Copy.ai shifts to avoid OpenAI tax

Diving deeper into

Copy.ai

Company Report
Unlike startups, they don’t have to pay the OpenAI tax
Analyzed 4 sources

The real advantage of Microsoft and Google is not just better models, it is that AI is cheaper for them to ship and easier for them to distribute. A startup like early Copy.ai paid OpenAI on every generation, then resold that output at roughly 60% gross margins, which meant model cost sat directly inside cost of goods. Incumbents can instead fold AI into Office, Workspace, and other existing products, making standalone writing helpers easier to underprice and easier to copy.

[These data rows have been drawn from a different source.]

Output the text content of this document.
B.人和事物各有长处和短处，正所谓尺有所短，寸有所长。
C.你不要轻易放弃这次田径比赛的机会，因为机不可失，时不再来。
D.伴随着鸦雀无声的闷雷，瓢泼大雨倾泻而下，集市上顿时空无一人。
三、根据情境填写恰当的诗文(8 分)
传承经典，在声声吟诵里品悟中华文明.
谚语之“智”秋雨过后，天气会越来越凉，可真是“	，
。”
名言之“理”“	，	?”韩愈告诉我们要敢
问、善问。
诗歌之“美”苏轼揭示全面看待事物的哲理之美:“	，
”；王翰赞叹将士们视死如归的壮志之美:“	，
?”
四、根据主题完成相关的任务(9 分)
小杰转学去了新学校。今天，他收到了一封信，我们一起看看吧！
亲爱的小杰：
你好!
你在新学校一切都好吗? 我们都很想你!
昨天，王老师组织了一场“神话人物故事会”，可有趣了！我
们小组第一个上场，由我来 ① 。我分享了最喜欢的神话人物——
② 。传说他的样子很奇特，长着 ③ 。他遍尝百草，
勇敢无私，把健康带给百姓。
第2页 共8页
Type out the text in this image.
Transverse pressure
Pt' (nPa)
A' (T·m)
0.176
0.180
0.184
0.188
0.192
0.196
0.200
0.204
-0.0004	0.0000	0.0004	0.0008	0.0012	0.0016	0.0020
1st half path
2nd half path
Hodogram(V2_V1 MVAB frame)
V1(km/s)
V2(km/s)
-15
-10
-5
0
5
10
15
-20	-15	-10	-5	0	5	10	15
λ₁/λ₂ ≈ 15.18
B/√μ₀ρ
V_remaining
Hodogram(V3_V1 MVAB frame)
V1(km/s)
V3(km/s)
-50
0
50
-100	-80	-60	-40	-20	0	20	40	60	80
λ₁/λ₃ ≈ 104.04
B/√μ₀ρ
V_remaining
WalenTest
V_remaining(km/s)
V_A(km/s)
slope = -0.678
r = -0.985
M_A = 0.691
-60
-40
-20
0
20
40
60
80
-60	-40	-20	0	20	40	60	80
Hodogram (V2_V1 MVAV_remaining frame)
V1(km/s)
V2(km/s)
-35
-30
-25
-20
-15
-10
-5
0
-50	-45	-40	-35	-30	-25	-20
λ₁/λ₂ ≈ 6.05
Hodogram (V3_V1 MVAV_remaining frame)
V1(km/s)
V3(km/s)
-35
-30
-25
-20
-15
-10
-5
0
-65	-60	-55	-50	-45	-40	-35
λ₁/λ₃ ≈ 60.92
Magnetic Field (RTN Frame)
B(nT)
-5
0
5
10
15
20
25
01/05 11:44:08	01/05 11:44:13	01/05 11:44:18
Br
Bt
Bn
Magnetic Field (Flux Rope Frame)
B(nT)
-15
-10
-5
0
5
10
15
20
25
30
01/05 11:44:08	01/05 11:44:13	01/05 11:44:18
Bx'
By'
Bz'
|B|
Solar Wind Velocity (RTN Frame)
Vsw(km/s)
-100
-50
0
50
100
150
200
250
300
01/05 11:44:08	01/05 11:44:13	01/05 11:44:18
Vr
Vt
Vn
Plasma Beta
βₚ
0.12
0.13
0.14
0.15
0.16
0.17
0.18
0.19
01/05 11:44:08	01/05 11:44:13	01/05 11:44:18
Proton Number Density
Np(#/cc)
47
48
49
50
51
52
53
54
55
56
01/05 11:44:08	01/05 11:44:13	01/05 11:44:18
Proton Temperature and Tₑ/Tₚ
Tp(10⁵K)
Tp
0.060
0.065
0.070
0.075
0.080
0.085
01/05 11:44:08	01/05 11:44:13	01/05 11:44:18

  • For Copy.ai and Jasper, the old product was a text box that turned prompts into ads, blog posts, and emails. That worked while GPT-3 access and template UX were scarce. Once ChatGPT made high quality text generation cheap and universal, that simple wrapper lost pricing power fast.
  • The practical meaning of the OpenAI tax is variable cost. Every customer action can trigger a model bill from someone else. That is why early AI writing apps looked more like resellers than pure software companies. By contrast, Microsoft and Google can spread model spend across huge installed bases and bundle AI into products customers already pay for.
  • Copy.ai’s response was to move up the stack into go to market workflows. Instead of selling one more writing seat, it plugs into systems like Salesforce and HubSpot, researches accounts, drafts sequences, enriches records, and writes back into the CRM. That makes the product compete on workflow ROI, not just cheap text generation.

This pushes the category toward software that owns a business process, not a generation button. As models keep getting cheaper and more interchangeable, the winners in AI applications will be the companies that sit inside core workflows, connect to systems of record, and turn AI into measurable revenue lift or labor savings.